Profile Page

No image available
First Name: Henry Last Name: PETERS
Date of Death: 09/09/1917 Lived/Born In: Mortlake
Rank: Private Unit: London7
Memorial Site: Mortlake, St Mary

Current Information:

Enlisted-Sun Street, Finsbury

Hooge Crater Cemetery, Belgium

 

Third Battle of Ypres

This was a campaign fought between July and November 1917 and is often referred to as the Battle of Passchendaele, a village to the north-east of Ypres which was finally captured in November. It was an attempt by the British to break out of the Ypres salient and capture the higher ground to the south and the east from which the enemy had been able to dominate the salient. It began well but two important factors weighed against them. First was the weather. The summer of 1917 turned out to be one of the the wettest on record and soon the battlefield was reduced to a morass of mud which made progress very difficult, if not impossible in places. The second was the defensive arrangements of concrete blockhouses and machine gun posts providing inter-locking fire that the Germans had constructed and which were extremely difficult and costly to counter.
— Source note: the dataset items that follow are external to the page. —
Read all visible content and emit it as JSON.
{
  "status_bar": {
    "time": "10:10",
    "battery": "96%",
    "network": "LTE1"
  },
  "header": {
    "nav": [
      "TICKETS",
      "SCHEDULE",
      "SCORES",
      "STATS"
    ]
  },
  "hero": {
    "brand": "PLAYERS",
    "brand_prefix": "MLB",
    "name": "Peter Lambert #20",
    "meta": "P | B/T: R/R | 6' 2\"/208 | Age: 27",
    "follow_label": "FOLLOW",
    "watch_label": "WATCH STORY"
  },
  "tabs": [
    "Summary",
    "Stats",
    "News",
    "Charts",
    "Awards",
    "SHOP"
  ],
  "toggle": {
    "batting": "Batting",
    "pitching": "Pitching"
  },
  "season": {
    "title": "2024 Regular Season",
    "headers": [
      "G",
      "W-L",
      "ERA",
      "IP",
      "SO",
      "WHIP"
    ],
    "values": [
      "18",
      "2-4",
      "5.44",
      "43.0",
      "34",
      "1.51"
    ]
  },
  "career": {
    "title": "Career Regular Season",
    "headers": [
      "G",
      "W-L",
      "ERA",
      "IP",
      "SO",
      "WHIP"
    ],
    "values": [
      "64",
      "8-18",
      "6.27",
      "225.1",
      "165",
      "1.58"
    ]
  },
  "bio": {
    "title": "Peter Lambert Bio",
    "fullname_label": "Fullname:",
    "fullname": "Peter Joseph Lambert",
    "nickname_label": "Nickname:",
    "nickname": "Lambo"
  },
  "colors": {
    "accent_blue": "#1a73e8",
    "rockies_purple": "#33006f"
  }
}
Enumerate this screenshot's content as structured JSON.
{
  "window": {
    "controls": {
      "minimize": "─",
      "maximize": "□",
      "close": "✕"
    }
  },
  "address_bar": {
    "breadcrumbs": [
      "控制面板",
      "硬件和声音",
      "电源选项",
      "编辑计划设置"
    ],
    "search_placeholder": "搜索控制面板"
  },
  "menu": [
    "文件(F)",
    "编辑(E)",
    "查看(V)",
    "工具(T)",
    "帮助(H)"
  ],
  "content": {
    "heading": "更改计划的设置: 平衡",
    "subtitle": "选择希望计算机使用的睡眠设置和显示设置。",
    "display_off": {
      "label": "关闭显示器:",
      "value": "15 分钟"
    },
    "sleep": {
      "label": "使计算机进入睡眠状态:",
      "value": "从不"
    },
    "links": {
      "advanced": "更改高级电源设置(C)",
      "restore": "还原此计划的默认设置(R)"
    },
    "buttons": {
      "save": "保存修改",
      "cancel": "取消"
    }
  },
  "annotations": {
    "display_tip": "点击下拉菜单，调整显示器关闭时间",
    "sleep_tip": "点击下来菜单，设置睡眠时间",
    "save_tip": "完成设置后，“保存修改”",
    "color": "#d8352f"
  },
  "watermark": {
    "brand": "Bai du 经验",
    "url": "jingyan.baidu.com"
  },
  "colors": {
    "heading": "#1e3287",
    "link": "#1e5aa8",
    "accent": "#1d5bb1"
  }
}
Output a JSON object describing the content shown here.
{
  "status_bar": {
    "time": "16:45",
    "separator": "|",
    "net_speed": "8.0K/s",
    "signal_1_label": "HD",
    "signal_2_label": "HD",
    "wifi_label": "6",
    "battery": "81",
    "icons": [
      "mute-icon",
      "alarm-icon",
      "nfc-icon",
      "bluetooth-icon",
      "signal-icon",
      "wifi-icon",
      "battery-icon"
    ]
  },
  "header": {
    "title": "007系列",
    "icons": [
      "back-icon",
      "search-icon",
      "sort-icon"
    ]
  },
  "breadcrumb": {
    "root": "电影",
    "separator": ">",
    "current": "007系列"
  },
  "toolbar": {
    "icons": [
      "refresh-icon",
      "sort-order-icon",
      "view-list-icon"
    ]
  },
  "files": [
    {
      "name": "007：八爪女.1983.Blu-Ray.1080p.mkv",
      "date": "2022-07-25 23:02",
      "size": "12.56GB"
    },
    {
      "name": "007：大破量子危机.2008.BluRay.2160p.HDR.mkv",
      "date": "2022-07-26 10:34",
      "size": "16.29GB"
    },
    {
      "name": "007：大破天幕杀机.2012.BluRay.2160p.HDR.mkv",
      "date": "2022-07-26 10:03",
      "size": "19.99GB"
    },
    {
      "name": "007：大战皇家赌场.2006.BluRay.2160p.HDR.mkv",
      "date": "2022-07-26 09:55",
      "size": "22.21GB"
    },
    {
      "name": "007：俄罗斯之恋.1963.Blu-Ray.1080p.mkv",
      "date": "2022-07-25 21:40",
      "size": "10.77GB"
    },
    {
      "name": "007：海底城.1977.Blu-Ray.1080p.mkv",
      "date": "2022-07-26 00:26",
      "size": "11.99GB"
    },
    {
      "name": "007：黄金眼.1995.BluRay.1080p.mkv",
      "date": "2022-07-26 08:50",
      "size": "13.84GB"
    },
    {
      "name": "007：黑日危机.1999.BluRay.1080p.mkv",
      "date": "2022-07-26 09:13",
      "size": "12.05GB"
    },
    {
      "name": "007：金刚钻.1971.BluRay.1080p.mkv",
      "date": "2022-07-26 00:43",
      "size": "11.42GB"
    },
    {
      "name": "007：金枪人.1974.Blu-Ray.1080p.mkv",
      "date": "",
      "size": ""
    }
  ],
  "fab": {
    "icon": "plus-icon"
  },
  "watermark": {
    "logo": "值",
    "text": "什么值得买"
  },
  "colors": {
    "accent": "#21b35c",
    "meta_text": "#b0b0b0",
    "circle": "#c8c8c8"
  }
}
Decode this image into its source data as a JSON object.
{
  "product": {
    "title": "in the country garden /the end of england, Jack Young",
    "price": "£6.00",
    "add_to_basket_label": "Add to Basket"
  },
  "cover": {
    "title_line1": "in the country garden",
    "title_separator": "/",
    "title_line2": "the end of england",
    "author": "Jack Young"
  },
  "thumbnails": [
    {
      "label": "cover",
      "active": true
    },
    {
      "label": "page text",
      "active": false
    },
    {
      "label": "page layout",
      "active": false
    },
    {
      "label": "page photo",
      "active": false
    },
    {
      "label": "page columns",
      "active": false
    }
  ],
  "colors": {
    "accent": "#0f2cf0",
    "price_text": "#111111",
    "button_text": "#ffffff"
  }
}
For 4 months this epic struggle continued by the end of which the salient had been greatly expanded in size but the vital break out had not been achieved.

On 9th September, 1917, the day on which Henry Peters was killed, the 7th London battalion of 140 Brigade, 47th Division, left Chateau Segard at Dickebusch and moved into the front line in the Glencorse Wood sector. Just before midnight a long range enemy gun scored a direct hit on a Nissen hut occupied by the battalion transport causing over 20 casualties.